Okaaaaaay! Now put your hands in air, wave them like you just don’t care.
Grab your huge grilled meatballs, your cheap rakiya and wine, your awesome mood and go to the closest bulgarian tavern there is. I promise you, this is awesome.
(trima muzikanti-kanti, samo po tiranti-ranti, svirqt v restoranti-ranti, tiriririramti, tiriririramti! ♫♫♫ Btw, the women’s voice is higly influenced by turkey, don’t you think???)
I’ve been obsessed with that for the last 2 days, I find it fascinating. It’s chalga, but not the kind that you want to puke, when you hear it! It’s the awesome tavern chalga! You go to a tavern and you have live singers, who come to your table (and it’s is really bulgarian designed) and sing to you. There is also an orchestra and there’s a free dancefloor for you to wave your drunk ass at.
And when we’re all happy and full of TASTY national food, we go outside (or we stay in, depends on how big the tavern is) and we play a national dance, called “horo”. There are MANY kinds of horo, but if you know how a horo is played, you can never mistake it, no matter what kind it is, cause it’s basically spinning around the same idea. We have dunavsko, ivailovsko, pravo, krivo, trakiysko, shopsko and about 450 other kinds. The reason why they are so many is, because people in a certain region didn’t have connection to the other regions, so they didn’t know how they should play the horo and they made up their own kind. And it was played all over the country for centuries as a prayer to the gods for good times, freedom, yield and fertility.
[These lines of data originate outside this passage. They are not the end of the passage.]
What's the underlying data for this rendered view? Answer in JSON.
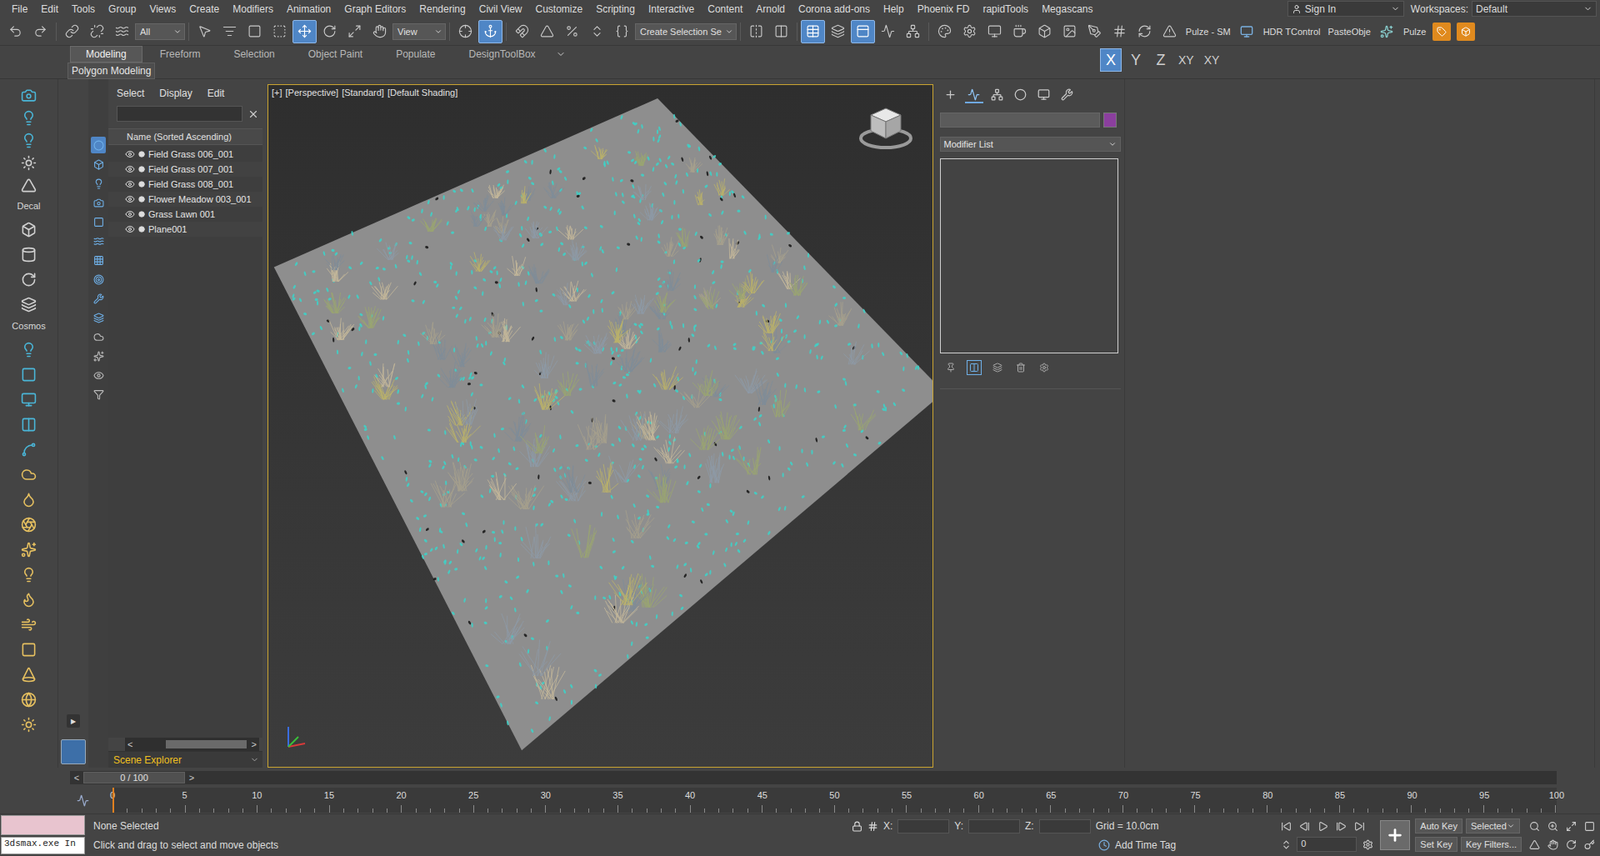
{
  "menu": [
    "File",
    "Edit",
    "Tools",
    "Group",
    "Views",
    "Create",
    "Modifiers",
    "Animation",
    "Graph Editors",
    "Rendering",
    "Civil View",
    "Customize",
    "Scripting",
    "Interactive",
    "Content",
    "Arnold",
    "Corona add-ons",
    "Help",
    "Phoenix FD",
    "rapidTools",
    "Megascans"
  ],
  "account": {
    "label": "Sign In"
  },
  "workspaces": {
    "label": "Workspaces:",
    "value": "Default"
  },
  "toolbar": {
    "selection_filter": "All",
    "ref_coord": "View",
    "named_selection": "Create Selection Se",
    "plugins": [
      "Pulze - SM",
      "HDR TControl",
      "PasteObje",
      "Pulze"
    ],
    "buttons": [
      {
        "selected": false
      },
      {
        "selected": false
      },
      {
        "selected": false
      },
      {
        "selected": false
      },
      {
        "selected": false
      },
      {
        "selected": false
      },
      {
        "selected": false
      },
      {
        "selected": false
      },
      {
        "selected": false
      },
      {
        "selected": true
      },
      {
        "selected": false
      },
      {
        "selected": false
      },
      {
        "selected": false
      },
      {
        "selected": false
      },
      {
        "selected": true
      },
      {
        "selected": false
      },
      {
        "selected": false
      },
      {
        "selected": false
      },
      {
        "selected": false
      },
      {
        "selected": false
      },
      {
        "selected": false
      },
      {
        "selected": false
      },
      {
        "selected": true
      },
      {
        "selected": false
      },
      {
        "selected": true
      },
      {
        "selected": false
      },
      {
        "selected": false
      },
      {
        "selected": false
      },
      {
        "selected": false
      },
      {
        "selected": false
      },
      {
        "selected": false
      },
      {
        "selected": false
      },
      {
        "selected": false
      },
      {
        "selected": false
      },
      {
        "selected": false
      },
      {
        "selected": false
      },
      {
        "selected": false
      }
    ]
  },
  "ribbon": {
    "tabs": [
      {
        "label": "Modeling",
        "selected": true
      },
      {
        "label": "Freeform",
        "selected": false
      },
      {
        "label": "Selection",
        "selected": false
      },
      {
        "label": "Object Paint",
        "selected": false
      },
      {
        "label": "Populate",
        "selected": false
      },
      {
        "label": "DesignToolBox",
        "selected": false
      }
    ],
    "panel": "Polygon Modeling"
  },
  "axis_constraints": [
    {
      "label": "X",
      "selected": true
    },
    {
      "label": "Y",
      "selected": false
    },
    {
      "label": "Z",
      "selected": false
    },
    {
      "label": "XY",
      "selected": false
    },
    {
      "label": "XY",
      "selected": false
    }
  ],
  "left_bar": {
    "labels": [
      "Decal",
      "Cosmos"
    ]
  },
  "scene_explorer": {
    "menu": [
      "Select",
      "Display",
      "Edit"
    ],
    "search": "",
    "column": "Name (Sorted Ascending)",
    "rows": [
      {
        "name": "Field Grass 006_001",
        "visible": true
      },
      {
        "name": "Field Grass 007_001",
        "visible": true
      },
      {
        "name": "Field Grass 008_001",
        "visible": true
      },
      {
        "name": "Flower Meadow 003_001",
        "visible": true
      },
      {
        "name": "Grass Lawn 001",
        "visible": true
      },
      {
        "name": "Plane001",
        "visible": true
      }
    ],
    "scroll_left": "<",
    "scroll_right": ">",
    "expand": "▶",
    "footer": "Scene Explorer"
  },
  "viewport": {
    "labels": [
      "[+]",
      "[Perspective]",
      "[Standard]",
      "[Default Shading]"
    ],
    "active": true
  },
  "command_panel": {
    "tabs": [
      {
        "selected": false
      },
      {
        "selected": true
      },
      {
        "selected": false
      },
      {
        "selected": false
      },
      {
        "selected": false
      },
      {
        "selected": false
      }
    ],
    "name": "",
    "modifier_list": "Modifier List"
  },
  "timeline": {
    "position": "0 / 100",
    "prev": "<",
    "next": ">",
    "level": 0,
    "ticks": [
      "0",
      "5",
      "10",
      "15",
      "20",
      "25",
      "30",
      "35",
      "40",
      "45",
      "50",
      "55",
      "60",
      "65",
      "70",
      "75",
      "80",
      "85",
      "90",
      "95",
      "100"
    ]
  },
  "status": {
    "listener": "3dsmax.exe In",
    "selection": "None Selected",
    "prompt": "Click and drag to select and move objects",
    "x_label": "X:",
    "y_label": "Y:",
    "z_label": "Z:",
    "grid": "Grid = 10.0cm",
    "time_tag": "Add Time Tag",
    "auto_key": "Auto Key",
    "key_mode": "Selected",
    "set_key": "Set Key",
    "key_filters": "Key Filters...",
    "frame": "0"
  }
}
It was also played at bachelor “parties”. The men would gather and play a horo, so they can seduce the ladies and then the females played a horo, too, to show off, so that the richest and bestest bachelor in the village would pick them as his wife. After the choice has been made, on the very same night, the men and the women dance together, kind of like a foreplay. The female plays it all unreachable, whereas the guy is trying to get closer to her (that’s all in the dance, those are steps that represent that). And a fun fact! All of this showing off, through dances has gone to a whole new level. A new dance has been born, it’s called nestinarstvo and it’s basically playing horo over fire. You just set a fire, wait for it to stop and you go into the circle of hot, glowing red charcoals. And you dance. The strange part is that the youngsters go into some kind of transe, before jumping in and when they go out, their feet are…well, normal. No burnings, no nothing. WEIRD.
Anyway, now we play horo only in taverns/weddings/drunken parties, as a way to show our respect for our culture. And it’s fun.